Differences between organisations
Are there differences in the information security needs of public, commercial, charitable or fourth sector organisations? After all, the same legislation applies to all organisations in one way or another. However, the risks faced by each type of organisation can be subtly different, so the solutions may differ quite widely. One size does not fit all in this respect.

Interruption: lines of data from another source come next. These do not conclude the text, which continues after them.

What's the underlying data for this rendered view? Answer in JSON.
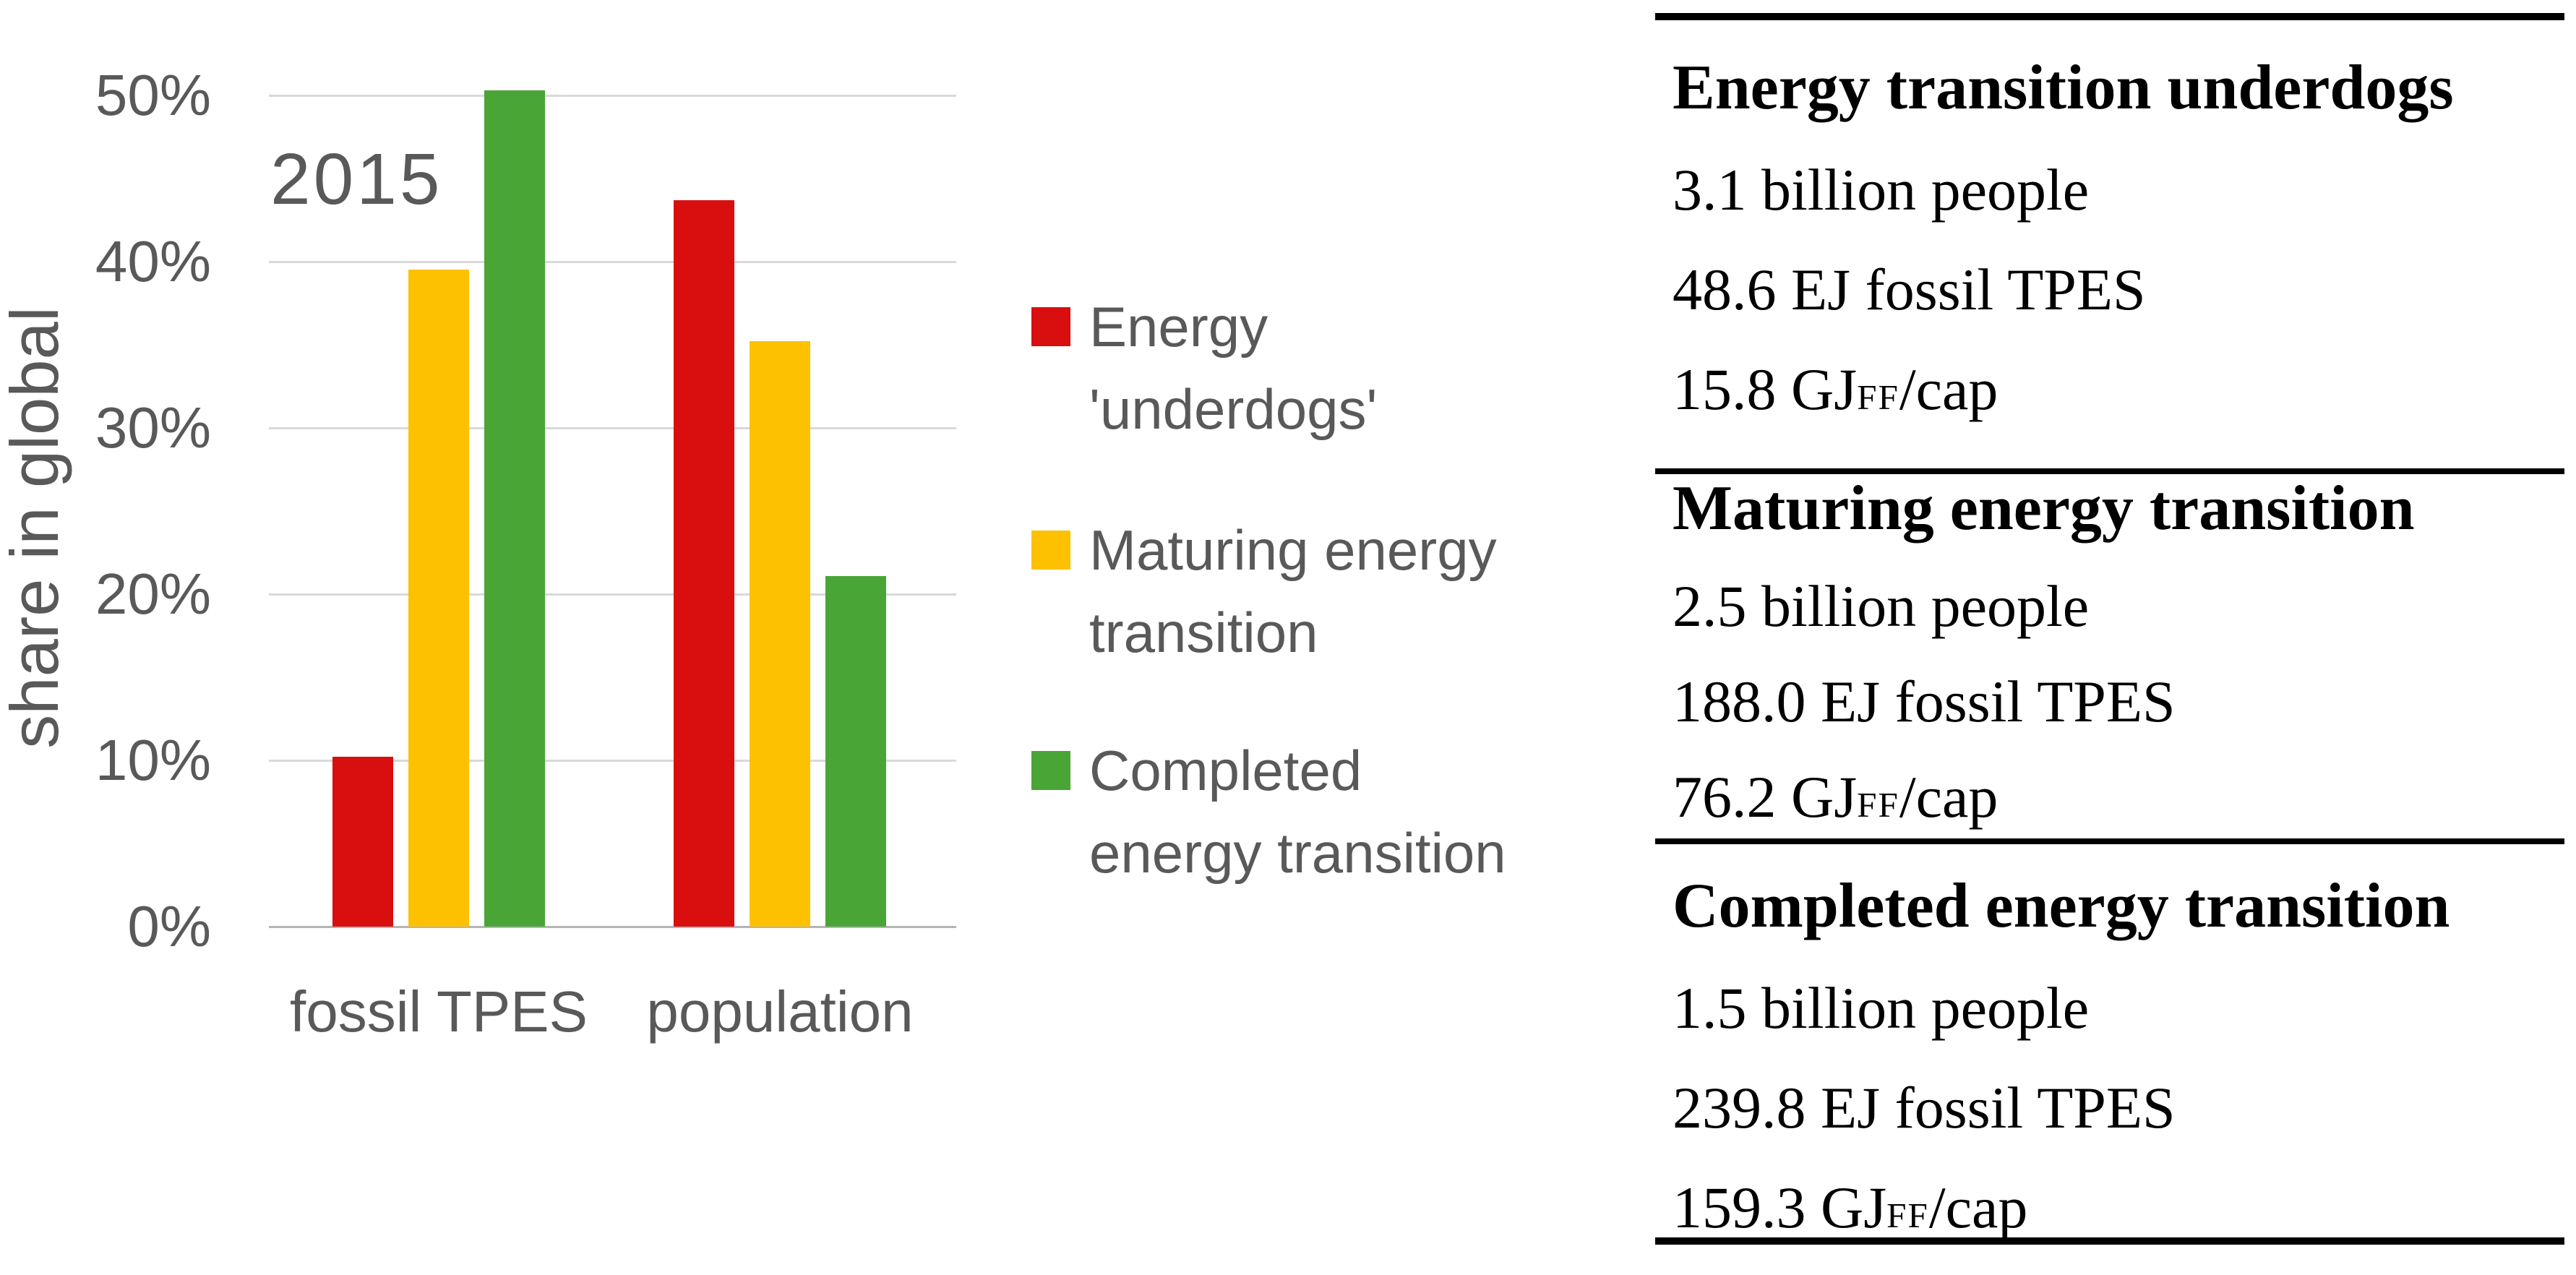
{
  "chart_data": {
    "type": "bar",
    "title": "2015",
    "ylabel": "share in global",
    "xlabel": "",
    "categories": [
      "fossil TPES",
      "population"
    ],
    "series": [
      {
        "name": "Energy 'underdogs'",
        "color": "#d90e0e",
        "values": [
          10.2,
          43.7
        ]
      },
      {
        "name": "Maturing energy transition",
        "color": "#fdc101",
        "values": [
          39.5,
          35.2
        ]
      },
      {
        "name": "Completed energy transition",
        "color": "#49a536",
        "values": [
          50.3,
          21.1
        ]
      }
    ],
    "unit_suffix": "%",
    "ylim": [
      0,
      52
    ],
    "yticks": [
      {
        "label": "0%",
        "value": 0
      },
      {
        "label": "10%",
        "value": 10
      },
      {
        "label": "20%",
        "value": 20
      },
      {
        "label": "30%",
        "value": 30
      },
      {
        "label": "40%",
        "value": 40
      },
      {
        "label": "50%",
        "value": 50
      }
    ],
    "grid": true,
    "legend_position": "right of plot"
  },
  "legend": {
    "items": [
      {
        "color": "#d90e0e",
        "lines": [
          "Energy",
          "'underdogs'"
        ]
      },
      {
        "color": "#fdc101",
        "lines": [
          "Maturing energy",
          "transition"
        ]
      },
      {
        "color": "#49a536",
        "lines": [
          "Completed",
          "energy transition"
        ]
      }
    ]
  },
  "panel": {
    "sections": [
      {
        "title": "Energy transition underdogs",
        "rows": [
          [
            {
              "text": "3.1 billion people"
            }
          ],
          [
            {
              "text": "48.6 EJ fossil TPES"
            }
          ],
          [
            {
              "text": "15.8 GJ"
            },
            {
              "text": "FF",
              "small": true
            },
            {
              "text": "/cap"
            }
          ]
        ]
      },
      {
        "title": "Maturing energy transition",
        "rows": [
          [
            {
              "text": "2.5 billion people"
            }
          ],
          [
            {
              "text": "188.0 EJ fossil TPES"
            }
          ],
          [
            {
              "text": "76.2 GJ"
            },
            {
              "text": "FF",
              "small": true
            },
            {
              "text": "/cap"
            }
          ]
        ]
      },
      {
        "title": "Completed energy transition",
        "rows": [
          [
            {
              "text": "1.5 billion people"
            }
          ],
          [
            {
              "text": "239.8 EJ fossil TPES"
            }
          ],
          [
            {
              "text": "159.3 GJ"
            },
            {
              "text": "FF",
              "small": true
            },
            {
              "text": "/cap"
            }
          ]
        ]
      }
    ]
  }
}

As is discussed in some detail later, the risk assessment, followed up by the business impact assessment, is where the differences will first show up. The risks that are the main causes of concern for banks, large industrial companies and other commercial sector organisations are frequently and largely to do with money. A competitor gaining access to some new invention or product line could cause a company to cease trading in extreme circumstances. On the other hand, in government departments, it is more often the risks to their reputation as a reliable delivery agent and source of accurate information that is perhaps their biggest concern.
In the charity and fourth sector worlds, it may be reputation for perhaps doing things efficiently, rather than wasting money on unnecessary bureaucracy, that is their biggest concern. If an investigative journalist accessed confidential records showing that the chief executive claimed huge expenses for their efforts on behalf of the charity, it could be disastrous for their fund-raising activities.
Whenever information security is considered, it must be the business impact of a risk occurring that has to be the bottom line and must justify the expenditure or security measure put in place. Without that justification, there is highly likely to be a major mismatch between the measures taken and the potential impact to the organisation. This will usually result in excessive or even unnecessary expenditure.